L’Alliance Syndicaliste est heureuse de constater que des initiatives libertaires se manifestent avec vivacité, mais que ce sentiment n’empêche pas la critique nécessaire et le débat public.

Quand les anarchosyndicalistes et les syndicalistes révolutionnaires antiautoritaires ont décidé de constituer l’ASRAS, leur but était de construire une organisation d’expression et d’action syndicaliste libertaire qui puisse regrouper l’ensemble des anarchosyndicalistes et syndicalistes révolutionnaires sans aucune considération d’appartenance syndicale ni et surtout de ne privilégier aucune confédération quelconque. Il appartenait à chacun de se déterminer en fonction des réalités locales et d’être là où son action aurait été le plus efficace et où la défense des intérêts ouvriers serait le mieux défendu. Dans la pratique, la CFDT a été privilégiée de fait : le choix de la majorité des camarades se portant sur la CFDT, seule structure démocratique et d’action ouvrière du moment qui ne soit tombée dans la collaboration de classe comme F.O.
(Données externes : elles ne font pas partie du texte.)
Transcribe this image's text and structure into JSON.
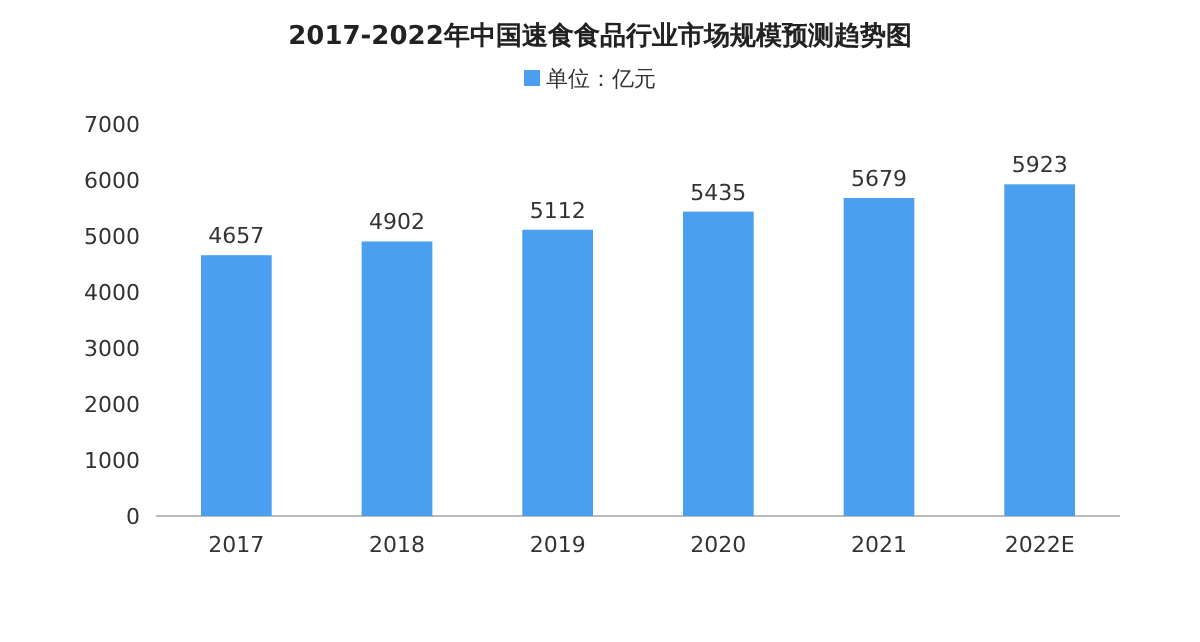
{
  "chart_data": {
    "type": "bar",
    "title": "2017-2022年中国速食食品行业市场规模预测趋势图",
    "categories": [
      "2017",
      "2018",
      "2019",
      "2020",
      "2021",
      "2022E"
    ],
    "series": [
      {
        "name": "单位：亿元",
        "color": "#4a9ff0",
        "values": [
          4657,
          4902,
          5112,
          5435,
          5679,
          5923
        ]
      }
    ],
    "ylim": [
      0,
      7000
    ],
    "yticks": [
      0,
      1000,
      2000,
      3000,
      4000,
      5000,
      6000,
      7000
    ],
    "data_labels": true,
    "legend": "top"
  }
}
Nous souhaitons de tout cœur que le jeune groupe « Réflexion » sache passer au travers des mailles de cet obstacle et ne pas, non plus, dégénérer en un groupe de défense de relative autonomie des syndicalistes de sympathie libertaire.

Le n°1 de « Réflexion » ne répond pas à notre seconde inquiétude. Ce numéro sur le fédéralisme est un peu trop gentillet, rien de trop choquant pour la bureaucratie, ni de très motivant pour des militants qui rechercheraient une structure d’action ; même si les questions soulevées sont assez pertinentes et que les propositions de réforme, visant à améliorer le fonctionnement de la CFDT, sont honnêtes. Notamment :

  • l’institution systématique du vote séparé dès lors qu’une minorité (dont le seuil reste à fixer) le réclame ;
  • la publication intégrale des votes lors des congrès ou conseils afin d’assurer un meilleur contrôle des mandats ;
  • sur le droit des structures minoritaires à ne pas s’inscrire dans des actions d’ensemble décidées majoritairement ainsi que le droit à leur expression.
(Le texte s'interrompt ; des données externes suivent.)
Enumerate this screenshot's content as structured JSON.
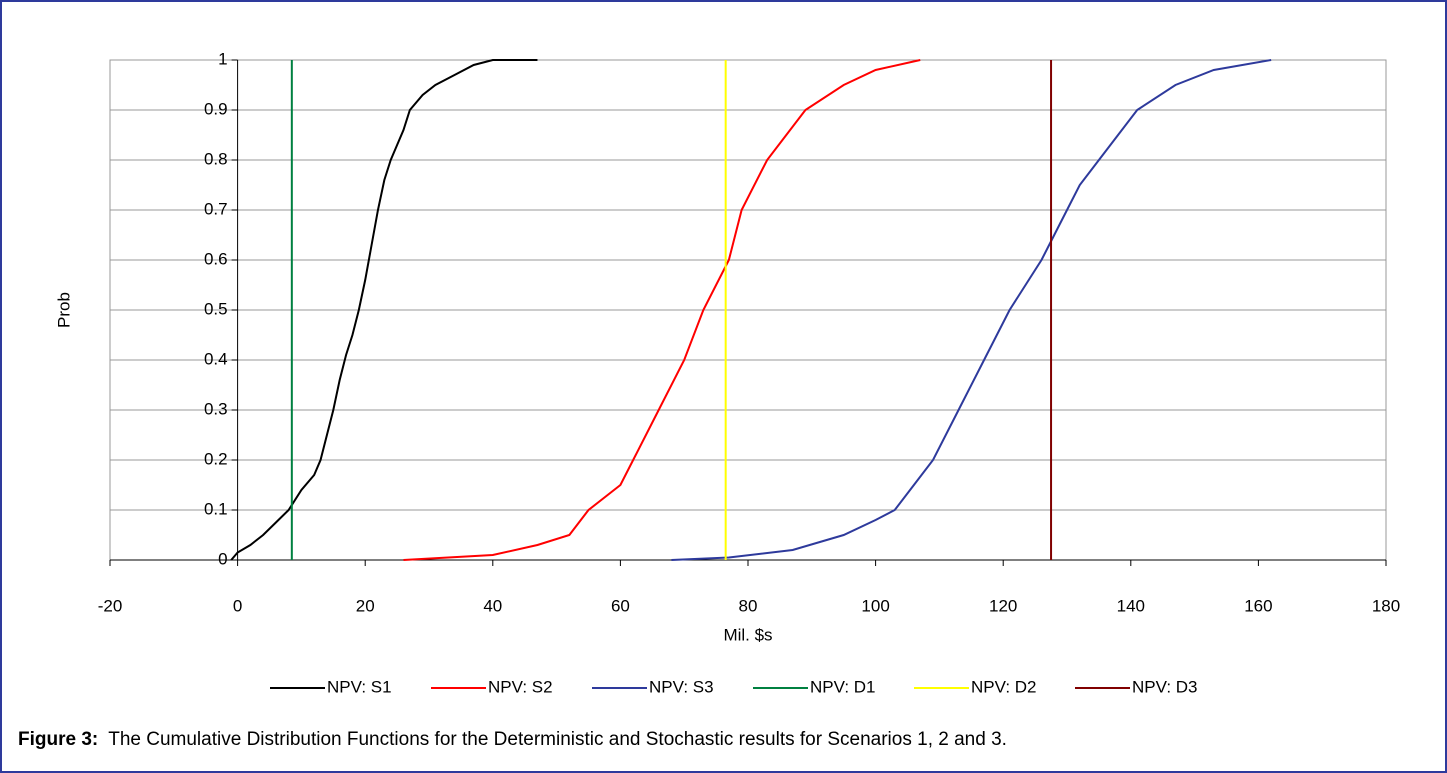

Par contre, les propositions sur la charte financière de la CFDT sont très timorées et ne s’inscrivent que très peu dans la vision fédéraliste libertaire des structures. Le système financier de la CFDT est extrêmement centralisé et ne peut être réformé sans devenir boiteux. Qui détient les cordons de la bourse détient le pouvoir réel.

Voila pourquoi nous restons fidèles à ce principe d’être ouverts à tous et de ne pas limiter notre action aux dédales de couloirs d’une confédération, mais tout au contraire de toujours considérer l’ensemble des problèmes de la classe ouvrière. Comment les syndicalistes libertaires pourraient-ils parler d’unité de la classe ouvrière si eux, les premiers, se divisaient en une kyrielle de clubs intra-confédéraux, tous ignorants de l’action des autres camarades des autres confédérations. Ce serait une pratique qui entraînerait la division ouvrière, qui serait incomprise de l’ensemble des travailleurs.
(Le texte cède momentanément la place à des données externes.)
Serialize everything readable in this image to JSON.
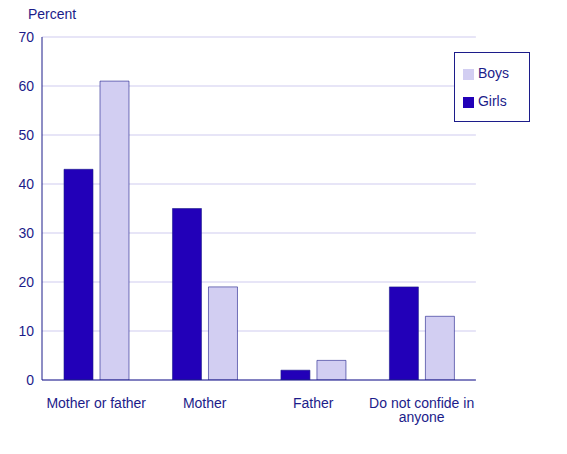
{
  "chart_data": {
    "type": "bar",
    "y_label": "Percent",
    "categories": [
      "Mother or father",
      "Mother",
      "Father",
      "Do not confide in anyone"
    ],
    "series": [
      {
        "name": "Girls",
        "color": "#2200b8",
        "values": [
          43,
          35,
          2,
          19
        ]
      },
      {
        "name": "Boys",
        "color": "#d2cef2",
        "values": [
          61,
          19,
          4,
          13
        ]
      }
    ],
    "ylim": [
      0,
      70
    ],
    "yticks": [
      0,
      10,
      20,
      30,
      40,
      50,
      60,
      70
    ],
    "grid": true,
    "legend": "top-right"
  }
}
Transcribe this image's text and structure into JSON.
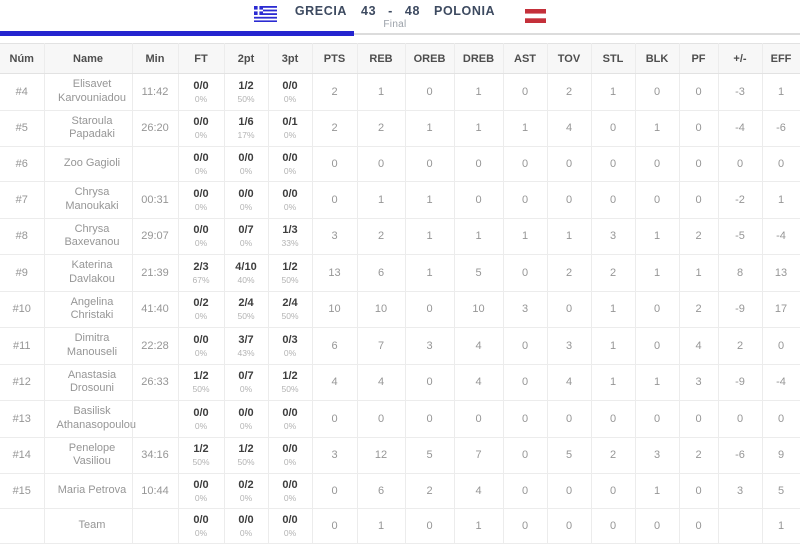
{
  "header": {
    "home_team": "GRECIA",
    "home_score": "43",
    "separator": "-",
    "away_score": "48",
    "away_team": "POLONIA",
    "status": "Final",
    "accent_blue": "#2424cf",
    "flag_blue": "#2b2bd2",
    "flag_red": "#c4303a"
  },
  "table": {
    "columns": [
      "Núm",
      "Name",
      "Min",
      "FT",
      "2pt",
      "3pt",
      "PTS",
      "REB",
      "OREB",
      "DREB",
      "AST",
      "TOV",
      "STL",
      "BLK",
      "PF",
      "+/-",
      "EFF"
    ],
    "rows": [
      {
        "num": "#4",
        "name": "Elisavet Karvouniadou",
        "min": "11:42",
        "ft": "0/0",
        "ft_pct": "0%",
        "p2": "1/2",
        "p2_pct": "50%",
        "p3": "0/0",
        "p3_pct": "0%",
        "pts": "2",
        "reb": "1",
        "oreb": "0",
        "dreb": "1",
        "ast": "0",
        "tov": "2",
        "stl": "1",
        "blk": "0",
        "pf": "0",
        "pm": "-3",
        "eff": "1"
      },
      {
        "num": "#5",
        "name": "Staroula Papadaki",
        "min": "26:20",
        "ft": "0/0",
        "ft_pct": "0%",
        "p2": "1/6",
        "p2_pct": "17%",
        "p3": "0/1",
        "p3_pct": "0%",
        "pts": "2",
        "reb": "2",
        "oreb": "1",
        "dreb": "1",
        "ast": "1",
        "tov": "4",
        "stl": "0",
        "blk": "1",
        "pf": "0",
        "pm": "-4",
        "eff": "-6"
      },
      {
        "num": "#6",
        "name": "Zoo Gagioli",
        "min": "",
        "ft": "0/0",
        "ft_pct": "0%",
        "p2": "0/0",
        "p2_pct": "0%",
        "p3": "0/0",
        "p3_pct": "0%",
        "pts": "0",
        "reb": "0",
        "oreb": "0",
        "dreb": "0",
        "ast": "0",
        "tov": "0",
        "stl": "0",
        "blk": "0",
        "pf": "0",
        "pm": "0",
        "eff": "0"
      },
      {
        "num": "#7",
        "name": "Chrysa Manoukaki",
        "min": "00:31",
        "ft": "0/0",
        "ft_pct": "0%",
        "p2": "0/0",
        "p2_pct": "0%",
        "p3": "0/0",
        "p3_pct": "0%",
        "pts": "0",
        "reb": "1",
        "oreb": "1",
        "dreb": "0",
        "ast": "0",
        "tov": "0",
        "stl": "0",
        "blk": "0",
        "pf": "0",
        "pm": "-2",
        "eff": "1"
      },
      {
        "num": "#8",
        "name": "Chrysa Baxevanou",
        "min": "29:07",
        "ft": "0/0",
        "ft_pct": "0%",
        "p2": "0/7",
        "p2_pct": "0%",
        "p3": "1/3",
        "p3_pct": "33%",
        "pts": "3",
        "reb": "2",
        "oreb": "1",
        "dreb": "1",
        "ast": "1",
        "tov": "1",
        "stl": "3",
        "blk": "1",
        "pf": "2",
        "pm": "-5",
        "eff": "-4"
      },
      {
        "num": "#9",
        "name": "Katerina Davlakou",
        "min": "21:39",
        "ft": "2/3",
        "ft_pct": "67%",
        "p2": "4/10",
        "p2_pct": "40%",
        "p3": "1/2",
        "p3_pct": "50%",
        "pts": "13",
        "reb": "6",
        "oreb": "1",
        "dreb": "5",
        "ast": "0",
        "tov": "2",
        "stl": "2",
        "blk": "1",
        "pf": "1",
        "pm": "8",
        "eff": "13"
      },
      {
        "num": "#10",
        "name": "Angelina Christaki",
        "min": "41:40",
        "ft": "0/2",
        "ft_pct": "0%",
        "p2": "2/4",
        "p2_pct": "50%",
        "p3": "2/4",
        "p3_pct": "50%",
        "pts": "10",
        "reb": "10",
        "oreb": "0",
        "dreb": "10",
        "ast": "3",
        "tov": "0",
        "stl": "1",
        "blk": "0",
        "pf": "2",
        "pm": "-9",
        "eff": "17"
      },
      {
        "num": "#11",
        "name": "Dimitra Manouseli",
        "min": "22:28",
        "ft": "0/0",
        "ft_pct": "0%",
        "p2": "3/7",
        "p2_pct": "43%",
        "p3": "0/3",
        "p3_pct": "0%",
        "pts": "6",
        "reb": "7",
        "oreb": "3",
        "dreb": "4",
        "ast": "0",
        "tov": "3",
        "stl": "1",
        "blk": "0",
        "pf": "4",
        "pm": "2",
        "eff": "0"
      },
      {
        "num": "#12",
        "name": "Anastasia Drosouni",
        "min": "26:33",
        "ft": "1/2",
        "ft_pct": "50%",
        "p2": "0/7",
        "p2_pct": "0%",
        "p3": "1/2",
        "p3_pct": "50%",
        "pts": "4",
        "reb": "4",
        "oreb": "0",
        "dreb": "4",
        "ast": "0",
        "tov": "4",
        "stl": "1",
        "blk": "1",
        "pf": "3",
        "pm": "-9",
        "eff": "-4"
      },
      {
        "num": "#13",
        "name": "Basilisk Athanasopoulou",
        "min": "",
        "ft": "0/0",
        "ft_pct": "0%",
        "p2": "0/0",
        "p2_pct": "0%",
        "p3": "0/0",
        "p3_pct": "0%",
        "pts": "0",
        "reb": "0",
        "oreb": "0",
        "dreb": "0",
        "ast": "0",
        "tov": "0",
        "stl": "0",
        "blk": "0",
        "pf": "0",
        "pm": "0",
        "eff": "0"
      },
      {
        "num": "#14",
        "name": "Penelope Vasiliou",
        "min": "34:16",
        "ft": "1/2",
        "ft_pct": "50%",
        "p2": "1/2",
        "p2_pct": "50%",
        "p3": "0/0",
        "p3_pct": "0%",
        "pts": "3",
        "reb": "12",
        "oreb": "5",
        "dreb": "7",
        "ast": "0",
        "tov": "5",
        "stl": "2",
        "blk": "3",
        "pf": "2",
        "pm": "-6",
        "eff": "9"
      },
      {
        "num": "#15",
        "name": "Maria Petrova",
        "min": "10:44",
        "ft": "0/0",
        "ft_pct": "0%",
        "p2": "0/2",
        "p2_pct": "0%",
        "p3": "0/0",
        "p3_pct": "0%",
        "pts": "0",
        "reb": "6",
        "oreb": "2",
        "dreb": "4",
        "ast": "0",
        "tov": "0",
        "stl": "0",
        "blk": "1",
        "pf": "0",
        "pm": "3",
        "eff": "5"
      },
      {
        "num": "",
        "name": "Team",
        "min": "",
        "ft": "0/0",
        "ft_pct": "0%",
        "p2": "0/0",
        "p2_pct": "0%",
        "p3": "0/0",
        "p3_pct": "0%",
        "pts": "0",
        "reb": "1",
        "oreb": "0",
        "dreb": "1",
        "ast": "0",
        "tov": "0",
        "stl": "0",
        "blk": "0",
        "pf": "0",
        "pm": "",
        "eff": "1"
      }
    ]
  }
}
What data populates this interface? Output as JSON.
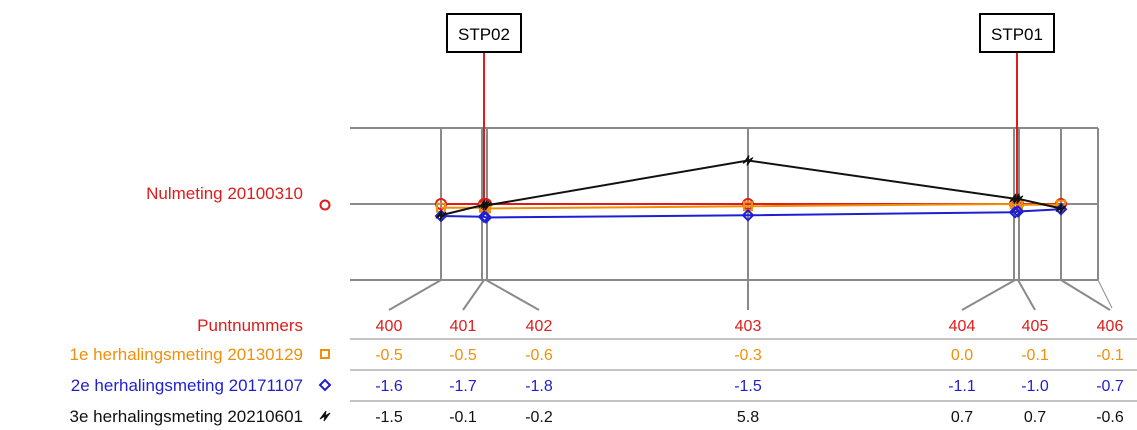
{
  "chart_data": {
    "type": "line",
    "boxes": [
      {
        "label": "STP02",
        "at_x": 1.05
      },
      {
        "label": "STP01",
        "at_x": 5.35
      }
    ],
    "baseline_label": "Nulmeting 20100310",
    "baseline_marker": "circle",
    "points_header": "Puntnummers",
    "x": [
      0,
      1,
      2,
      3,
      4,
      5,
      6
    ],
    "point_labels": [
      "400",
      "401",
      "402",
      "403",
      "404",
      "405",
      "406"
    ],
    "series": [
      {
        "name": "1e herhalingsmeting 20130129",
        "date": "20130129",
        "marker": "square",
        "color": "#f0900a",
        "values": [
          -0.5,
          -0.5,
          -0.6,
          -0.3,
          0.0,
          -0.1,
          -0.1
        ],
        "labels": [
          "-0.5",
          "-0.5",
          "-0.6",
          "-0.3",
          "0.0",
          "-0.1",
          "-0.1"
        ]
      },
      {
        "name": "2e herhalingsmeting 20171107",
        "date": "20171107",
        "marker": "diamond",
        "color": "#1f1fd2",
        "values": [
          -1.6,
          -1.7,
          -1.8,
          -1.5,
          -1.1,
          -1.0,
          -0.7
        ],
        "labels": [
          "-1.6",
          "-1.7",
          "-1.8",
          "-1.5",
          "-1.1",
          "-1.0",
          "-0.7"
        ]
      },
      {
        "name": "3e herhalingsmeting 20210601",
        "date": "20210601",
        "marker": "bolt",
        "color": "#111111",
        "values": [
          -1.5,
          -0.1,
          -0.2,
          5.8,
          0.7,
          0.7,
          -0.6
        ],
        "labels": [
          "-1.5",
          "-0.1",
          "-0.2",
          "5.8",
          "0.7",
          "0.7",
          "-0.6"
        ]
      }
    ],
    "colors": {
      "baseline": "#e01b1b",
      "grid": "#8a8a8a"
    },
    "grid": true
  }
}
Nous assurons ces camarades de notre solidarité, mais ne cautionnerons pas cette initiative. La constitution de l’Alliance Syndicaliste est une condamnation sans appel des patriotismes confédéraux qui nuisent à l’action des travailleurs et retardent l’avènement du socialisme.

Parlons d’unité bien sûr, mais de celle des travailleurs.